7. Let go of your expectations
A smart writer once said, “The price of adventure is uncertainty.” Well, okay, it was me, but I had a point. For every JK Rowling, Maya Angelou or Stephen King there are vast armies of wailing writers demanding their turn. Any writer who tells you otherwise is either a saint or a liar. But no one really knows what awaits us on the writing road. Does it help if you’re aesthetically pleasing, young, in the zeitgeist, well-educated, well-connected or independently wealthy? We'll, now that you mention it, most of those ticked boxes will make the PR easier and a good education will give you better tools for writing – although these can be learned. But above all else – and we’re not talking celebrity books here – what makes a good book is good writing.

8. Step away from the screen
Even if you write with pen and paper, as I do sometimes, the chances are you spend an inordinate amount of time at your computer – and much of that time might not even be spent writing. (Finding old Klaatu albums or watching Quantum Mechanics videos doesn’t count as research unless your protagonist is a Quantum Mechanic and she enjoys retro Canadian rock.) Get outdoors, go for a walk, garden, get to the sea, or socialise (yes, you can take a notebook along to steal people’s conversations). How can you expect your characters to come to life on the page if you don’t live off it?

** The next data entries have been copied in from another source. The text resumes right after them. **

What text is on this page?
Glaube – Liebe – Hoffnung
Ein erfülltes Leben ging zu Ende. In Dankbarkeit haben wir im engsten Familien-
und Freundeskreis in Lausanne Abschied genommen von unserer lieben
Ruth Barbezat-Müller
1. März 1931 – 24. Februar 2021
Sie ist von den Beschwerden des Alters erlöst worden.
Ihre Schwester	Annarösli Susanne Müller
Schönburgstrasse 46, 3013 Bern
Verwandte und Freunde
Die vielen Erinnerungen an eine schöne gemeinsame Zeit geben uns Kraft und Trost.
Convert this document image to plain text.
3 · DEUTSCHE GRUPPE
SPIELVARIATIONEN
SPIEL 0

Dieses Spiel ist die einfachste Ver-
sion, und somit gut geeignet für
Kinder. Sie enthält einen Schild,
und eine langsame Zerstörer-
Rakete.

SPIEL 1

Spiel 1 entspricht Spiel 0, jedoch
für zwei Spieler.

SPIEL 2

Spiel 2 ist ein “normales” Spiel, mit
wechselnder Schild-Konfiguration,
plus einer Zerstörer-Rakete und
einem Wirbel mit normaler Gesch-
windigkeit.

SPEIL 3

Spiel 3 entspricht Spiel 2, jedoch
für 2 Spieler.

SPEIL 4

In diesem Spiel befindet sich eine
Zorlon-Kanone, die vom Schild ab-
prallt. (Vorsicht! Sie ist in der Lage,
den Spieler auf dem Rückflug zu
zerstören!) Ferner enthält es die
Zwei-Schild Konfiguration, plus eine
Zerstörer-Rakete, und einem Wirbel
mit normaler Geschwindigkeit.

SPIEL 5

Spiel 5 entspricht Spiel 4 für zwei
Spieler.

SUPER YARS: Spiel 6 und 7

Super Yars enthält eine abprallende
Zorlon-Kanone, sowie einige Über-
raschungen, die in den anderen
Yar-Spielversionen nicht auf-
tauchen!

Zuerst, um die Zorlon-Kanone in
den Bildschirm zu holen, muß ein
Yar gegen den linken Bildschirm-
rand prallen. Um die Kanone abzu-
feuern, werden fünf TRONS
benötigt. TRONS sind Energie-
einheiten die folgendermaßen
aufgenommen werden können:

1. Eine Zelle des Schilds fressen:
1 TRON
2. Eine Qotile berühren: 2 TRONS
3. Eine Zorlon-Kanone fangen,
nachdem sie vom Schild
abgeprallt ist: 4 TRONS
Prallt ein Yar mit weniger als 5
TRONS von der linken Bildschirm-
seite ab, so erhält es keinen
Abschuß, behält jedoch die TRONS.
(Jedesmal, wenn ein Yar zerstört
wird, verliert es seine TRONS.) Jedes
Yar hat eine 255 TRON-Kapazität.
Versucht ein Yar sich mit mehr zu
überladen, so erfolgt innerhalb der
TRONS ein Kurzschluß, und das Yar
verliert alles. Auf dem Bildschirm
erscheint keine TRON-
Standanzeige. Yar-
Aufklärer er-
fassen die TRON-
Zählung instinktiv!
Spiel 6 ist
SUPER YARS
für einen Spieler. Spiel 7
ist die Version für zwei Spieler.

8. Change your perspective
Maybe your world doesn’t have to revolve around your book? Maybe you have a choice and that starts with changing the way you see yourself. Labels may be descriptive but they can easily become restrictive too. I’ve been a novelist, a comedy writer, a greetings card writer, a columnist, a freelancer…but every one of those was also a construct in my own head. What happens when things change? What is a columnist without a column? (Impoverished, for one thing!)

Buddha apparently said that the root of suffering is attachment, so why not try letting go of your attachments as a writer? Remember that writing is a part of life and not the other way around. 

9. Exercise choice
This is my own view so feel free to disagree: we always have a choice. Maybe we can’t change the external circumstances but we can choose how we respond to them. Choose kindness, both to yourself and to others. Choose discernment in how you use your time. And remember the people and things that are important to you, regardless of how your writing is going.



* A little nod to Monk fans everywhere, even though I’ve never seen it.

** I know; it’s a stupid phrase. 

*** Yes, I could have used forabut I prefer not to.

**** You will let me know if this gets too autobiographical, right?